Weigley died in Philadelphia on March 3, 2004 of a heart attack. He is survived by his wife of 40 years, Emma Seifrit Weigley, his son Jared, and his daughter Catherine.

Selected works

  • Quartermaster General of the Union Army: A Biography of M.C. Meigs. Columbia University Press, 1959.
  • Towards an American Army: Military Thought from Washington to Marshall (1962)
  • History of the United States Army (1967)
  • "The Partisan War: The South Carolina Campaign of 1780-1782. University of South Carolina Press, 1970.
  • The American Way of War: A History of United States Military Strategy and Policy, Macmillan Publishing, New York (1973)
  • New Dimensions in Military History: An Anthology Edited by Russell F. Weigley. San Rafael, CA: Presidio Press, (1975)

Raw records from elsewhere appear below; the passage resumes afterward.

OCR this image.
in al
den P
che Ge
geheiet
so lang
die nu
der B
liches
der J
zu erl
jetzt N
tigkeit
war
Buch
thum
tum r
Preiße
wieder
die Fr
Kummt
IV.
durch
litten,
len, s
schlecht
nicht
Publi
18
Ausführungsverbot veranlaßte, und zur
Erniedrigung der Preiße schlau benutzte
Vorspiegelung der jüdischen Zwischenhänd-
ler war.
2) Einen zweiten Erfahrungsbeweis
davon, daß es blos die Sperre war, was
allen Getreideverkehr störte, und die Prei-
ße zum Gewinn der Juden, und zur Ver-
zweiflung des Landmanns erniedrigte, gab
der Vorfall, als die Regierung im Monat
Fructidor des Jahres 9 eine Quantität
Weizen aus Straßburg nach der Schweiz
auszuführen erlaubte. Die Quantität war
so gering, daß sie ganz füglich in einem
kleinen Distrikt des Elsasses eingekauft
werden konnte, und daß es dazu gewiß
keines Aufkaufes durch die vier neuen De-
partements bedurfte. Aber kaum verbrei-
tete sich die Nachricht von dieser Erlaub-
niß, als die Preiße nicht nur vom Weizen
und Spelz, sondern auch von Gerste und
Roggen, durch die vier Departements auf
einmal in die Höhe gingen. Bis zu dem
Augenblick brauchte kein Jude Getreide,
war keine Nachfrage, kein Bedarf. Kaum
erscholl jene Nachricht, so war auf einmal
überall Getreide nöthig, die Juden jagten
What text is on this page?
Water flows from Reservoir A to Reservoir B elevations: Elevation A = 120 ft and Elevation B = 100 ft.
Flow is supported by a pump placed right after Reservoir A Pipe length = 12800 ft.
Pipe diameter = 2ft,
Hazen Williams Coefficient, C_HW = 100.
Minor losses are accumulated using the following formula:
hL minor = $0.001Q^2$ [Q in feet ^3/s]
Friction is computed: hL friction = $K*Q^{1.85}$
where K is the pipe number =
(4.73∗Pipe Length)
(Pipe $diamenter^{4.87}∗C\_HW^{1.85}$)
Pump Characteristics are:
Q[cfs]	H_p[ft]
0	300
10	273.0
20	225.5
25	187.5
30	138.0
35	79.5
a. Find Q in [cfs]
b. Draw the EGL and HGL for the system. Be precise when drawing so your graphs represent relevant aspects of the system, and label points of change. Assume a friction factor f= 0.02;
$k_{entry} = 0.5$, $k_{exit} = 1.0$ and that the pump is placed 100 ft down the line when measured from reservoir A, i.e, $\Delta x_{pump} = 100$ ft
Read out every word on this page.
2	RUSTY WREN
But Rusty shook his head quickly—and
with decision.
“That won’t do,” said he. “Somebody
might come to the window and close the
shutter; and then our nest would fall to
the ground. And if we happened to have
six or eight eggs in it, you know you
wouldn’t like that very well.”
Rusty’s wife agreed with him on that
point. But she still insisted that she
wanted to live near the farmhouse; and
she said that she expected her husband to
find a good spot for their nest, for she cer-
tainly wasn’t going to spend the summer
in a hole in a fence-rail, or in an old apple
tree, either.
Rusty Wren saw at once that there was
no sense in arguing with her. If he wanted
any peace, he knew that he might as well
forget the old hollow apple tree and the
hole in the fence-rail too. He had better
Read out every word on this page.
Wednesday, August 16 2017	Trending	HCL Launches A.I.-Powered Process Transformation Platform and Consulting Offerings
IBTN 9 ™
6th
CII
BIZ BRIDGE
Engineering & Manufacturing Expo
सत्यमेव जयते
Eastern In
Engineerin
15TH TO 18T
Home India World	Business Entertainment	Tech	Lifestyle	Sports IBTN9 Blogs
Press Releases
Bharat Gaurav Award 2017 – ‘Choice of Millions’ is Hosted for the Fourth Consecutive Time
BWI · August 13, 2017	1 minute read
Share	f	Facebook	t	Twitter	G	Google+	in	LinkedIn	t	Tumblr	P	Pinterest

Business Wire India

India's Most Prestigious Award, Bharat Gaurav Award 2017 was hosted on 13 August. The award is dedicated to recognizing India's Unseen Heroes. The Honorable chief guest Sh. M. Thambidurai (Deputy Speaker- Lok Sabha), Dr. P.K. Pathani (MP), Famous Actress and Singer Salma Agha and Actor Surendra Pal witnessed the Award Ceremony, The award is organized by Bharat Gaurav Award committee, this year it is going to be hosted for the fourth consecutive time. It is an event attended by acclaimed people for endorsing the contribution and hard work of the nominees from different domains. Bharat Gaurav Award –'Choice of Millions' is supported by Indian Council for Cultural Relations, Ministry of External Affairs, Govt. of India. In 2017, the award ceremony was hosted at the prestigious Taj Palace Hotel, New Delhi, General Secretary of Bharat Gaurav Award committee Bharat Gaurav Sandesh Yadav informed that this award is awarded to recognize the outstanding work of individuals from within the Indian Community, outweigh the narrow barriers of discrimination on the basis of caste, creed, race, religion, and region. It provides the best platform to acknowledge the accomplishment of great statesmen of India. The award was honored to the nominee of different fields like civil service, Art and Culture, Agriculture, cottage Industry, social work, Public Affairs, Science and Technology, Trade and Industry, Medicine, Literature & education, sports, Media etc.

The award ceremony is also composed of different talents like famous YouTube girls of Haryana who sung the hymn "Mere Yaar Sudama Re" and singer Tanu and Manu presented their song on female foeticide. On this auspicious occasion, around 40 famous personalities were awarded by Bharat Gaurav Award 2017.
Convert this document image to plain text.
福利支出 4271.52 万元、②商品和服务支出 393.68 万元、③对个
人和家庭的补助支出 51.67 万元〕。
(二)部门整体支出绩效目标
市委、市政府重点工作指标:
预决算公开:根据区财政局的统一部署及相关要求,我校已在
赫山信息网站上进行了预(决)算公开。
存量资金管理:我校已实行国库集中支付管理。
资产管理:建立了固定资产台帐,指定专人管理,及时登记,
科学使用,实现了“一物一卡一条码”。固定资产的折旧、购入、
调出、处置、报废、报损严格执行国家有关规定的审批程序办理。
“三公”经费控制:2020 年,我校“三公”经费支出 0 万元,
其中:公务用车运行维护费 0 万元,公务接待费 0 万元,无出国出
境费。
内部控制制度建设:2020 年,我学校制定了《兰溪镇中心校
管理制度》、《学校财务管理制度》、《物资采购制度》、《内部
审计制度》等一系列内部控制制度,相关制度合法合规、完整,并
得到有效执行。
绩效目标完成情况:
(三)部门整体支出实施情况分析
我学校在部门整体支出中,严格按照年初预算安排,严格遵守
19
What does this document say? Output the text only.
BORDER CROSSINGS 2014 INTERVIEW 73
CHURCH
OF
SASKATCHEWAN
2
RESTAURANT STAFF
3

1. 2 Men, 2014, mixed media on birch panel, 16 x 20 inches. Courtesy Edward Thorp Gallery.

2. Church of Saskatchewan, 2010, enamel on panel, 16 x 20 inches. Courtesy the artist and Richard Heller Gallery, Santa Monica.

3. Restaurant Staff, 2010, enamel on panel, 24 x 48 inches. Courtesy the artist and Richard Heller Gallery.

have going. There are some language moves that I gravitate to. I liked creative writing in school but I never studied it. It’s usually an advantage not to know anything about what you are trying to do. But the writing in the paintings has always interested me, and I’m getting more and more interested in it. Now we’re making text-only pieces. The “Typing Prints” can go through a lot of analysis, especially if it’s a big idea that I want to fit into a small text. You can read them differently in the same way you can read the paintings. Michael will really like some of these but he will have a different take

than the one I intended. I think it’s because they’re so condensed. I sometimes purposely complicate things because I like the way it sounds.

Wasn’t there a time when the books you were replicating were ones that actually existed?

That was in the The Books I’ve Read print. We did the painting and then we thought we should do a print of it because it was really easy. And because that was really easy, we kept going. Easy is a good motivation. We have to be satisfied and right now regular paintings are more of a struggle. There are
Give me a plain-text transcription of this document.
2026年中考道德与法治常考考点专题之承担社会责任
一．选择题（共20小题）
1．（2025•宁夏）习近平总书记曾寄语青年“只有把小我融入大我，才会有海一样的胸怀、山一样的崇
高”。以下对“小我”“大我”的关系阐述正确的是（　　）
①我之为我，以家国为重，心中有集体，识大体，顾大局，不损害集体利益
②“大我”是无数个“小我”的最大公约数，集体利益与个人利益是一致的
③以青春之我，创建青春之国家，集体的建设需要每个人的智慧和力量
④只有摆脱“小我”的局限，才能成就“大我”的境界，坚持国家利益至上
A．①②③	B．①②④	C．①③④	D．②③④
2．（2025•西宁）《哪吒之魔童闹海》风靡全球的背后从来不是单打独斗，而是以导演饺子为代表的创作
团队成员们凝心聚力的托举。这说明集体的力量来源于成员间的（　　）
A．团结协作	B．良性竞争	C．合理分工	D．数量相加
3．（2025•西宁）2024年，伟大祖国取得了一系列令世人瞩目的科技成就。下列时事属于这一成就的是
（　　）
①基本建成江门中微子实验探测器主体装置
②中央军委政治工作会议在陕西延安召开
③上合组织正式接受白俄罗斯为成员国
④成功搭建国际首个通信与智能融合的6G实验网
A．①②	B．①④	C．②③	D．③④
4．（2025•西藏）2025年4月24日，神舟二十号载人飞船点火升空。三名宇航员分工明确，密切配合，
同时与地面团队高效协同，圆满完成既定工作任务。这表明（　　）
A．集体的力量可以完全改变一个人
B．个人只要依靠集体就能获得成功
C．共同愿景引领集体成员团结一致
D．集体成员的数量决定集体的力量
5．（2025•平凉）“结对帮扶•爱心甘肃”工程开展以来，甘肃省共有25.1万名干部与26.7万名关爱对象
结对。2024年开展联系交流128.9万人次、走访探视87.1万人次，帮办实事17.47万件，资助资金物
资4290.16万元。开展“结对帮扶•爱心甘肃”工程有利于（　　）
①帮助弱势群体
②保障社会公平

  • "American Strategy from its Beginnings through the First World War." In Peter Paret, Ed. with Gordon A. Craig and Felix Gilbert, Makers of Modern Strategy from Machiavelli to the Nuclear Ages. Princeton University Press, 1986.
  • Eisenhower's Lieutenants: The Campaign of France and Germany, 1944-1945 (1981)
  • "The Origin and Prevention of Major Wars." The Journal of Military History (January 1990) with Robert I. Rotberg and Theodore K. Rabb.
  • The Age of Battles: The Quest for Decisive Warfare from Breitenfeld to Waterloo (1991)
  • "The Chairman: John J. McCloy, the Making of the American Establishment." Political Science Quarterly (January 1992) with Kai Bird.
  • "The American Military and the Principle of Civilian Control From McClellan to Powell." The Journal of Military History (January 1993).
  • A Great Civil War: A Military and Political History, 1861 - 1865 (2000)
  • "Normandy and Falaise: A Critique of Allied Operational Planning in 1944,"In Michael E. Krause, R. Cody Phillips, Eds. Historical Perspectives of the Operational Art. Washington, D.C.: Center of Military History, United States Army, 2007, 393-414.